WILLIAMSBURG — The claustrophobic and stress-inducing journey along the L line from Grand Street to Manhattan during rush hour is the main thread throughout a forthcoming graphic novel that melds fact and fantasy while exploring gentrification and history in Williamsburg.
"Williamsburg Shorts" depicts the tale of an unnamed girl's trip to Manhattan on the L during which she misses a train, gets pushed and shoved on a platform, and trapped in a stalled train car.
During her commute, the girl — who is anonymous like the thousands of other L train riders who use the line daily are to each another — lets her imagination travel far beyond the crammed subway car. She explores the neighborhood's rich history, looking into the stories behind landmarks like the Williamsburg Bridge, the Domino Sugar Factory and McCarren Park, according to author and graphic designer Lucio Zago.

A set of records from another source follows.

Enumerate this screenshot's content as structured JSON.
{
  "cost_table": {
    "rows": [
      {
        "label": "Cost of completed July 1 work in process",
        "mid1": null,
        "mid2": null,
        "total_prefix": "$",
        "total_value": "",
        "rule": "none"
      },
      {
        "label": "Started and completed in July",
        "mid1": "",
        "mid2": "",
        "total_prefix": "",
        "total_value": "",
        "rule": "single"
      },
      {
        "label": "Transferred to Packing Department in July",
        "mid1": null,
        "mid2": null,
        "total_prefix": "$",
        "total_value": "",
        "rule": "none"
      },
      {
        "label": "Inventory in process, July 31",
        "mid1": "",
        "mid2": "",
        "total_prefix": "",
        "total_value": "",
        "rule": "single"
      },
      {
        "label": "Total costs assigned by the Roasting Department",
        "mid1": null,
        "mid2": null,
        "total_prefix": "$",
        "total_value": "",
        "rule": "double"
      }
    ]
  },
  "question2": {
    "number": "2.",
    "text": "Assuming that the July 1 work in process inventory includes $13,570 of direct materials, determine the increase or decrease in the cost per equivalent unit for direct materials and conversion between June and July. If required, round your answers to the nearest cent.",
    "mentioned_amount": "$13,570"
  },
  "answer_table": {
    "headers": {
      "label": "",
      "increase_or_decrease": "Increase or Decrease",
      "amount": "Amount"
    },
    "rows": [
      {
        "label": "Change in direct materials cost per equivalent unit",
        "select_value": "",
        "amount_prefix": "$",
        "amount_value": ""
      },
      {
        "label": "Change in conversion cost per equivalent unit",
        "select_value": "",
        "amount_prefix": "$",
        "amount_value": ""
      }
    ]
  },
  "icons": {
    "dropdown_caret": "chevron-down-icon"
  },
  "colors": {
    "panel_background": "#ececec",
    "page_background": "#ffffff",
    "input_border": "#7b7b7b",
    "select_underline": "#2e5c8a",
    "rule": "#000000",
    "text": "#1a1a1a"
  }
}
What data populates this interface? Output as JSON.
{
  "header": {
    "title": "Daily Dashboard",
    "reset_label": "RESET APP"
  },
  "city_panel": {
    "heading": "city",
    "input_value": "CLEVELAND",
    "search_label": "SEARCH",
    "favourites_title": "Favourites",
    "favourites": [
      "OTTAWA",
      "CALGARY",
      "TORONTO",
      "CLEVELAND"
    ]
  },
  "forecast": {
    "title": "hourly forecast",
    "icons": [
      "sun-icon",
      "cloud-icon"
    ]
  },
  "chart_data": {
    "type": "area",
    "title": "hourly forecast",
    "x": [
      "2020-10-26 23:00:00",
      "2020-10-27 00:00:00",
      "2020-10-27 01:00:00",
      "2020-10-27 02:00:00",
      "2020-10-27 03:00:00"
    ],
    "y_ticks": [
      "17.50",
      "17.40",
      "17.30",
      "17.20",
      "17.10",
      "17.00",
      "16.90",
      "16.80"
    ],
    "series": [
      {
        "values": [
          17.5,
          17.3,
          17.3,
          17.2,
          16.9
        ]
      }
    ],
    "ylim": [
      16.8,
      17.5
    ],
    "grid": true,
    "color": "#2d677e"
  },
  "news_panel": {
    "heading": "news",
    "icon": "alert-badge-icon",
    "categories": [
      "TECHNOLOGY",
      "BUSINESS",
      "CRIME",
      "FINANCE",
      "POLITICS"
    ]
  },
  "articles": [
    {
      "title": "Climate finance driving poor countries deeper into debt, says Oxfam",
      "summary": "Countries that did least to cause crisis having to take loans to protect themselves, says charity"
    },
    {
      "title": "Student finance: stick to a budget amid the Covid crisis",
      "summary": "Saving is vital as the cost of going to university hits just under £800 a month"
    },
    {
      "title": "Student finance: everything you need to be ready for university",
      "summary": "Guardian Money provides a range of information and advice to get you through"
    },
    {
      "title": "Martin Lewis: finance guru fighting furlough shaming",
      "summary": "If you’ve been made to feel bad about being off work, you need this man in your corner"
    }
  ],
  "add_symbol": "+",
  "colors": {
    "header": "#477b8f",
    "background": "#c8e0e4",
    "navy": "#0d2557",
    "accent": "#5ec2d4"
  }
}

Zago, 49, has lived on the intersection of Grand and Lorimer streets since the mid-'90s and has watched the neighborhood grow and evolve in numerous ways, he said. But his daily commute to Manhattan along the L line has been a growing source of frustration for years.
"It's gotten worse and worse, and now it's going to get really bad," Zago said, referring to the train's impending shutdown.
"When I'm in the train, I close my eyes and I start to imagine being somewhere else," which is exactly what the main character in "Williamsburg Shorts" does to deal with the stressful ride. "Everybody's trying to escape somewhere else for a moment. It's really unpleasant."
Despite the discomfort, it's an essential part of life in North Brooklyn, he said.
"I'm looking at it almost like the umbilical cord of Williamsburg, how it's keeping like a lifeline to the city."
While traveling through North Brooklyn underground, the main character's imagination drifts to the neighborhood's past through scenes about the area's immigrant history featuring the Italian, Polish and Puerto Rican communities. It looks into tensions between hipsters and the Hasidic community, as well as highlighting the Domino Sugar strike.
A Kickstarter campaign for the graphic novel exceeded it's goal of raising $7,800 within several days of being posted, though you can still donate to secure your own copy of the book once it's printed in the spring of next year.
As for Zago, redirecting discomfort at his tiresome commute has helped him better cope with the daily stress.
"The best way that I'm dealing right now is by telling this story," he said. "When I'm on the train right now I use it as research material... I start looking and people and start developing ideas."
Spoiler Alert: In a silent nod at the 2019 L train shutdown, the heroine of "Williamsburg Shorts" never makes it to Manhattan.